The Cardinality of the Set $\{\lfloor\frac{N}{i^k}\rfloor \ | \ i \in \mathbb{Z}^+\}$ Given $k$

Given a fixed real number $$k$$, I'd like to ask how to calculate the asymptotic behavior of the cardinality of the set $$S_k=\left\{\left\lfloor\frac{N}{i^k}\right\rfloor \ \bigg| \ i \in \mathbb{Z}^+\right\}$$ for sufficiently large $$N$$, here $$\lfloor\cdot\rfloor$$ is the floor function.

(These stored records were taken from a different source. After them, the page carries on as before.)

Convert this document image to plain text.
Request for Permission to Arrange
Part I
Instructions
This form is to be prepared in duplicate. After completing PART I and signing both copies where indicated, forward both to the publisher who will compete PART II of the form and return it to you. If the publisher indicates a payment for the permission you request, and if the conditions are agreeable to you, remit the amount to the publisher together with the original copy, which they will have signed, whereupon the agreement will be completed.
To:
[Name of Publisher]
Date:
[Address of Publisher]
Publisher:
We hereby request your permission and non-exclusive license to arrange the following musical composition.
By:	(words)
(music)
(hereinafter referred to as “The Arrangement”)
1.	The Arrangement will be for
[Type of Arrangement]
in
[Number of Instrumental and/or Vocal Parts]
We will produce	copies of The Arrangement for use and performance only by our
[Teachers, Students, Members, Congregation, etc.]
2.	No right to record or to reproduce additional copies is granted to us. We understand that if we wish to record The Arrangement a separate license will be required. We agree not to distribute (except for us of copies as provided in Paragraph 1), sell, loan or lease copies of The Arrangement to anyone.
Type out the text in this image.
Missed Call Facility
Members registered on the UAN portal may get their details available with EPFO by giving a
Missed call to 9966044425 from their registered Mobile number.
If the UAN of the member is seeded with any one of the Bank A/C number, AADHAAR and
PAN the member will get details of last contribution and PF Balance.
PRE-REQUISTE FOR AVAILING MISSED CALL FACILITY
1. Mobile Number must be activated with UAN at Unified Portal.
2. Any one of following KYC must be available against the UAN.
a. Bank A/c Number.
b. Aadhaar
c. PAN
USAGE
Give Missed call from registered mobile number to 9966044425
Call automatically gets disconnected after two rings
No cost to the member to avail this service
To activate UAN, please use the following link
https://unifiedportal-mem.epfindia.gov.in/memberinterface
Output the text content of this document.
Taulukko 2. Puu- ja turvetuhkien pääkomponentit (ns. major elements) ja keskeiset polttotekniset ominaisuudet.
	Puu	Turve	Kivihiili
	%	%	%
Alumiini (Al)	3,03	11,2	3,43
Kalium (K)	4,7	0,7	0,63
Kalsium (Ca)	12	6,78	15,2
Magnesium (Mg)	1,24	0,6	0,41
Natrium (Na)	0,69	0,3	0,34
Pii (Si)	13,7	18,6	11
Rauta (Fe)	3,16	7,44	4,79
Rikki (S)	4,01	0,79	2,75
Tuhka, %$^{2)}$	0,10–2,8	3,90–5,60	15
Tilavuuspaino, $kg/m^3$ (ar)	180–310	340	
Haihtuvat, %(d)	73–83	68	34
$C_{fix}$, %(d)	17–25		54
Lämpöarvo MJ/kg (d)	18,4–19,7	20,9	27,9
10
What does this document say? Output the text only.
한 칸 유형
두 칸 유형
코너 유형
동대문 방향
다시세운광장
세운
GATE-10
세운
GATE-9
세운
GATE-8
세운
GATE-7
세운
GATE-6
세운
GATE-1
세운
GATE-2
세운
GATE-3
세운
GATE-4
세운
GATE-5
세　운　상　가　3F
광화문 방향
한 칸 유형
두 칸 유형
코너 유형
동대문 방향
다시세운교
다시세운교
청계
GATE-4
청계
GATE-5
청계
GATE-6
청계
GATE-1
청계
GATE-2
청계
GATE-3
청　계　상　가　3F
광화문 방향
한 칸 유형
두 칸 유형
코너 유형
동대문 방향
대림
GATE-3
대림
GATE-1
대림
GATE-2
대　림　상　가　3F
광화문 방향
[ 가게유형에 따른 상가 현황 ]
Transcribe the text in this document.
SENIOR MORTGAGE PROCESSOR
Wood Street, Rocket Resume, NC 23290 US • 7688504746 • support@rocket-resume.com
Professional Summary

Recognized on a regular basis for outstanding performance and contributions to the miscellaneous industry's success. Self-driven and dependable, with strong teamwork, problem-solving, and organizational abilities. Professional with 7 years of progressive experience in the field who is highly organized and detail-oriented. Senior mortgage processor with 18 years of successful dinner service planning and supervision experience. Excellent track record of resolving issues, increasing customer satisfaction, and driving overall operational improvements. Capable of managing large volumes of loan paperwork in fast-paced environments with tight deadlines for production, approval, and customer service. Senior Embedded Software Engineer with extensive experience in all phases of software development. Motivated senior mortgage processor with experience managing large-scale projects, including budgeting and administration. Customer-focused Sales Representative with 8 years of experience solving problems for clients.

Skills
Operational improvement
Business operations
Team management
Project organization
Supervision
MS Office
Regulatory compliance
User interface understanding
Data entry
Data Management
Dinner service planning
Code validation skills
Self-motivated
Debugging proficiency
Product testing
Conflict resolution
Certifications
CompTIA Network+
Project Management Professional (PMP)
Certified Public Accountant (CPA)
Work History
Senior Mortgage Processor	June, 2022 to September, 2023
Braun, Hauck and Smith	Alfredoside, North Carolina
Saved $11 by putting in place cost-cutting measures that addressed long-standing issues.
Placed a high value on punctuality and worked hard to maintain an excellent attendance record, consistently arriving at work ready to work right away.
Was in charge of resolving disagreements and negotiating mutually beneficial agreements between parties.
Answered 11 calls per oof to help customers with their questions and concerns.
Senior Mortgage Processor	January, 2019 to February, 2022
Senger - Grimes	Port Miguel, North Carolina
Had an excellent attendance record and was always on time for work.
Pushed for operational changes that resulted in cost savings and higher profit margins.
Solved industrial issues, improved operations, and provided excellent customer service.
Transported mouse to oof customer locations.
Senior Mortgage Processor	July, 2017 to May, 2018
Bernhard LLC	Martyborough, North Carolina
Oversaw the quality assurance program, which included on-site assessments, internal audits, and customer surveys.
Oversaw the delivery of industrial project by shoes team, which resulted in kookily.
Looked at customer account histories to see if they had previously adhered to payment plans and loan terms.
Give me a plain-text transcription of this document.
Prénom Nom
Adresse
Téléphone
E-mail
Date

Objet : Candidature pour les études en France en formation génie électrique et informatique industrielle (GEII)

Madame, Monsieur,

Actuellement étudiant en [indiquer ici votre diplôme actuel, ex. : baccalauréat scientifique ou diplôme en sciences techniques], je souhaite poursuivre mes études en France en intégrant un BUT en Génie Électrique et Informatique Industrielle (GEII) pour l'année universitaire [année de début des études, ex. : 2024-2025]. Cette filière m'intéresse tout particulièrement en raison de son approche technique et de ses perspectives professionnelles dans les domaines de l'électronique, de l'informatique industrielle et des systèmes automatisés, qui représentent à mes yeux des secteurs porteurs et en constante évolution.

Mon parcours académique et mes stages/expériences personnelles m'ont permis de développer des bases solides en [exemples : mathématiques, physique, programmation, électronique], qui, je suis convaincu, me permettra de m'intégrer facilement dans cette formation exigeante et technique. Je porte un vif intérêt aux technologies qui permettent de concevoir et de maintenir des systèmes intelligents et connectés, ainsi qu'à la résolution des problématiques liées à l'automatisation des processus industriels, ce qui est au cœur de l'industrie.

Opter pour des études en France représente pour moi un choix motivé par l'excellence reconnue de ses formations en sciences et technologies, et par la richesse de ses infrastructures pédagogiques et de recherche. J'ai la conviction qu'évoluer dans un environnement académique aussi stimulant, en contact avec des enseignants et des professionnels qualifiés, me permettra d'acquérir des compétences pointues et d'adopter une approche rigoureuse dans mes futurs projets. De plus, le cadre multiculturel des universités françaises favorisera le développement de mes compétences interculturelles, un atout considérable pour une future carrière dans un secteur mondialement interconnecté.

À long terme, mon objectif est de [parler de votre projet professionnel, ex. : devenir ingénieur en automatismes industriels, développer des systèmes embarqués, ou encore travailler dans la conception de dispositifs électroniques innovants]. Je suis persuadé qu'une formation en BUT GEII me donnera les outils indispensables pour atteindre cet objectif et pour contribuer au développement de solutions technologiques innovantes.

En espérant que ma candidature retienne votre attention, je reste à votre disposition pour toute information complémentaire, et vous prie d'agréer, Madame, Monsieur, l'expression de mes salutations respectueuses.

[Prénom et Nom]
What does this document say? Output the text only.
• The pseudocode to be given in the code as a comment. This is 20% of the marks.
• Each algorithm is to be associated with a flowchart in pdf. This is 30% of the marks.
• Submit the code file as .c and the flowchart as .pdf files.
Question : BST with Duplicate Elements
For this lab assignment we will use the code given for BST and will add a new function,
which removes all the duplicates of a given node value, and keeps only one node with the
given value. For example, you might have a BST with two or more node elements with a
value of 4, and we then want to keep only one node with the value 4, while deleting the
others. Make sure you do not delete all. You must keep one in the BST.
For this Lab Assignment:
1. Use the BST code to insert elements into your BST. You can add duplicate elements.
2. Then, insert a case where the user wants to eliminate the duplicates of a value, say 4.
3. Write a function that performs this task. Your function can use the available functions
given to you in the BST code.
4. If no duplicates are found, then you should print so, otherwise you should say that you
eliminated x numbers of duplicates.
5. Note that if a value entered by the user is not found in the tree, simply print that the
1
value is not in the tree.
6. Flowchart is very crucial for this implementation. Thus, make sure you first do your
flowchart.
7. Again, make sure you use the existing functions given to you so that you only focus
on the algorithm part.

An example: when $$k=1$$, it turns out that $$|S_k|=\Theta(N^{\frac{1}{2}})$$.

It seems that $$|S_k|=\Theta(N^{\frac{1}{k+1}})$$ asymptotically, but I cannot prove it rigorously.

Write $$S_k=S_k^-\cup S_k^+$$, where $$S_k^+=\{\lfloor N/i^k\rfloor :i\in [1,N^{1/(k+1)})\cap \mathbb Z\}\\ S_k^-=\{\lfloor N/i^k\rfloor :i\in (N^{1/(k+1)},N^{1/k}]\cap \mathbb Z\}$$
• Obviously, $$|S_k^+|\in O(N^{1/(k+1)})$$, since there $$\lfloor N^{1/(k+1)}\rfloor$$ possibilities for $$i$$. With some more thought, the values $$\lfloor N/i^k\rfloor$$ are distinct for distinct $$i$$, so $$|S_k^+|\in \Theta(N^{1/(k+1)})$$.
• Furthermore, $$|S_k^-|\in O(N^{1/(k+1)})$$, since $$S_k^-\subseteq [1,N^{1/(k+1)})\cap \mathbb Z$$. You can in fact show the other inclusion by proving that for $$i\ge N^{1/(k+1)}$$, that $$\frac{N}{(i+1)^k}\ge \frac{N}{i^k}-1$$ so that as $$i$$ increases from $$N^{1/(k+1)}$$ to $$N^{1/k}$$, it hits every element of $$[1,N^{1/(k+1)})$$ in decreasing order.